Marine guilty of abusing Iraqi prisoners

Seth Hettena Associated Press

CAMP PENDLETON, Calif. – A Marine reservist was found guilty Thursday of dereliction of duty and the abuse of prisoners last year at a makeshift detention camp in Iraq, but cleared of assaulting a 52-year-old Iraqi man who later died there.

Marine Sgt. Gary Pittman’s wife cried as the military jury’s verdict was read following four hours of deliberation. Pittman, wearing a khaki-and-green uniform adorned with his service ribbons, stood without reaction.

Pittman, 40, a federal prison guard in New York in his civilian life, was acquitted of the most serious charge, of karate-kicking 52-year-old Nagem Hatab in the chest shortly before the Iraqi was found dead in a dusty yard at the facility known as Camp Whitehorse.

An autopsy found Hatab had six broken ribs, as well as several deep bruises, and apparently died from suffocation caused by a broken bone in his throat.

Pittman embraced his wife and defense attorney before leaving the courtroom accompanied by his brother, an Army major.

The jury was to begin sentencing deliberations today. Pittman could receive up nine months in a military prison and a bad-conduct discharge.

Pittman took the stand Wednesday and testified that he never assaulted a prisoner. He was one of the only witnesses to say that he saw no abuse at Camp Whitehorse.

Three other witnesses testified they saw Pittman punch, knee and kick prisoners, including a local Muslim cleric, as well as Hatab and other unnamed prisoners. Others said Pittman used force only in response to inmate aggression.

The prosecutor, Maj. Leon Francis, told jurors the case was basically a “whodunnit,” requiring them to sift through a contradictory mix of lies and half-truths from the Camp Whitehorse guards, most from a New York-based reserve unit, who spray-painted the word “terror dome” on the building where prisoners were housed.

“In the … terror dome, there are no angels as witnesses,” Francis said. “When it came to Mr. Hatab and the prisoners that were abused there, it was hell on Earth.”

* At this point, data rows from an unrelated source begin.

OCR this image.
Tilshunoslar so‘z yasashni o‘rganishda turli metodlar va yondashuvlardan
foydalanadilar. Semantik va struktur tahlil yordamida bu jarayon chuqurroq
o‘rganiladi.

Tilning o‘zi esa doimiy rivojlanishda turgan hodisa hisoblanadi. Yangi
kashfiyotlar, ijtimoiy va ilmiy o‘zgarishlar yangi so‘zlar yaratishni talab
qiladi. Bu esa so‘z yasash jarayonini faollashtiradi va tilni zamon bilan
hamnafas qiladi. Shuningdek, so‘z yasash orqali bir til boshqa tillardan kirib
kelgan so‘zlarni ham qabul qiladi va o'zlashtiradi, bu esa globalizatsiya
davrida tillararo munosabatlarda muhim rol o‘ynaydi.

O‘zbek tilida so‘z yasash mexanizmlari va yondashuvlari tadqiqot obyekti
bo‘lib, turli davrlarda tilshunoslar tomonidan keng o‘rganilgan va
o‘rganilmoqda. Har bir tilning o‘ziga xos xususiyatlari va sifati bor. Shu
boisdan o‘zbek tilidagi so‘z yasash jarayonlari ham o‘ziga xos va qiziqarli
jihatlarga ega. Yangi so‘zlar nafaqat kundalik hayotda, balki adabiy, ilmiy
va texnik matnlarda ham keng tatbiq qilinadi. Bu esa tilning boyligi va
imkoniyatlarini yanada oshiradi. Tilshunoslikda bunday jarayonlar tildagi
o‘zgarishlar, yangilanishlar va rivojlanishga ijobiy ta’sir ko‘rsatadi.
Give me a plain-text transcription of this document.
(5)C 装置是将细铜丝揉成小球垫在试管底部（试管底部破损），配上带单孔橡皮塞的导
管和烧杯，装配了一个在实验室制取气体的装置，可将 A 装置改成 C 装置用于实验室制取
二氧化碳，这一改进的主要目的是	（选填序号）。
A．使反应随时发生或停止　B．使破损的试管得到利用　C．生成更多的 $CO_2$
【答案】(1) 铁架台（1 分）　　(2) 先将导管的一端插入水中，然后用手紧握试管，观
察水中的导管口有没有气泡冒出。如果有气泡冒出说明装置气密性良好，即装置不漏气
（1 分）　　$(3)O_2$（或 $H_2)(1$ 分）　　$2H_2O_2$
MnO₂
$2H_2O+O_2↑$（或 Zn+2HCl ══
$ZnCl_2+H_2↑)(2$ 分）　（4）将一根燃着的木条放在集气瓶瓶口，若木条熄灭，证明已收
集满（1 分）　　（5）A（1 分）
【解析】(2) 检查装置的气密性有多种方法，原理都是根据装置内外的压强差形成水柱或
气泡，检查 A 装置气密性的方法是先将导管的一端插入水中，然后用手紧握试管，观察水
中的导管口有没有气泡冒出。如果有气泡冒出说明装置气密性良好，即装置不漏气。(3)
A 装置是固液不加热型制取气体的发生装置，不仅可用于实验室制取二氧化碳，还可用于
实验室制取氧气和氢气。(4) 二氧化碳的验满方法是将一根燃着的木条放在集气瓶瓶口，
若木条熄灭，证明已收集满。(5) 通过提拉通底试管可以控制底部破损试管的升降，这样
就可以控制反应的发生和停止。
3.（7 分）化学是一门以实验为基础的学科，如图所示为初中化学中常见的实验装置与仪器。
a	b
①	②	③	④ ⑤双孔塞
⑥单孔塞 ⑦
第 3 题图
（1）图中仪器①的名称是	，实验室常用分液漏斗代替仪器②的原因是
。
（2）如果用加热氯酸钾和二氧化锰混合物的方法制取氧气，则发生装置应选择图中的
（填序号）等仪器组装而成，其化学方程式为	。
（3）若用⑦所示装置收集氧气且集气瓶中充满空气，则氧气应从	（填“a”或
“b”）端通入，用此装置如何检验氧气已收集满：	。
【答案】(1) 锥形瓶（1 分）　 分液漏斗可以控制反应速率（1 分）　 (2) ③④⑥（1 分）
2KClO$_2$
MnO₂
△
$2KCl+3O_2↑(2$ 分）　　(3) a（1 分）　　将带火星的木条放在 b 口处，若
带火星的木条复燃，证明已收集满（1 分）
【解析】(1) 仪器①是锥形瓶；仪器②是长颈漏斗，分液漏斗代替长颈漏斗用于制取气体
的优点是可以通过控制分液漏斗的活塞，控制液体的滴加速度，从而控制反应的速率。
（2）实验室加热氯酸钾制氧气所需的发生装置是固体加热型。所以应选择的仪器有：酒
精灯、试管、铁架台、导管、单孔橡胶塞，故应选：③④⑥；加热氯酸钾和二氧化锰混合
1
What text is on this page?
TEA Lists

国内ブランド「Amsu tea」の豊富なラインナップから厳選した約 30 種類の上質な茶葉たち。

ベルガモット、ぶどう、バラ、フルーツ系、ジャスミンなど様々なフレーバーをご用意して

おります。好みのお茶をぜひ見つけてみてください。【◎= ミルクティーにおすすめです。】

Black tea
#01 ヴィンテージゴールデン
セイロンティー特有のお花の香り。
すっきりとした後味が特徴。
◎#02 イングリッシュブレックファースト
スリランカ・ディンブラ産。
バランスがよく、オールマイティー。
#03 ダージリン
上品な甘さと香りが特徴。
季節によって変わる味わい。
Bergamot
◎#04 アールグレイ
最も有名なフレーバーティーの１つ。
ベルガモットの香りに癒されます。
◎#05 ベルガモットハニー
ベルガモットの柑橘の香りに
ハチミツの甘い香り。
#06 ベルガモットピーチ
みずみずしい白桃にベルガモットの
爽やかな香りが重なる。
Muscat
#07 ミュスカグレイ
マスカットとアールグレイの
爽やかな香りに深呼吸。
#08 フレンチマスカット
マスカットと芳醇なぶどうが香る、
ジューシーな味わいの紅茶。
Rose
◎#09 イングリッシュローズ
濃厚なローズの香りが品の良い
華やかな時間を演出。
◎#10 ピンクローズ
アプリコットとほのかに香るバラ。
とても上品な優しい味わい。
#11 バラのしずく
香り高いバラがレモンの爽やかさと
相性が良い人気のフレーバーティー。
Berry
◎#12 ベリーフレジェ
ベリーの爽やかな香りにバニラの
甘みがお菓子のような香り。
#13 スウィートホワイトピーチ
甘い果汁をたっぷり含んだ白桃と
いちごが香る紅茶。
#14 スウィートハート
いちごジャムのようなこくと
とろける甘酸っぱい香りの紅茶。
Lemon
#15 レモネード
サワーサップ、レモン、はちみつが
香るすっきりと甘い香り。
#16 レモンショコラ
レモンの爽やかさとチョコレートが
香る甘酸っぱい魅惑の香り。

John Tranberg, Pittman’s civilian defense attorney, countered that Pittman and other reservist guards were thrust into a war zone in order to run an enemy prisoner-of-war camp with no training and almost no support. They used only the force necessary to handle the Arabic-speaking rapists and murderers who were also held at Camp Whitehorse, Tranberg said.

“If you’ve got to grab somebody by the back of the neck to move them is that a strike? Technically, is it excessive force? No,” Tranberg said.

Francis acknowledged the Marines were in a war zone and that prisoners should not be treated “with kid gloves.” But beating detainees without provocation for retribution or to show dominance, as several witnesses testified, “is not even close to necessary force,” the prosecutor said.

Pfc. William Roy, the prosecution’s star witness and a direct subordinate of Pittman, was portrayed by the defense as a liar out to save his own hide.

Roy, who accepted a demotion as part of a plea deal, said he and Pittman were angry at Hatab because they believed he sold a rifle taken during the ambush of a U.S. Army convoy that killed 11 soldiers and led to the capture of Pfc. Jessica Lynch and others.

The prosecution said Roy’s account of how the fierce beating that he said he and Pittman gave Hatab was full of detail that made it believable. According to Roy, Hatab said in English “Why? Why? Why? No. No. My children. My children.”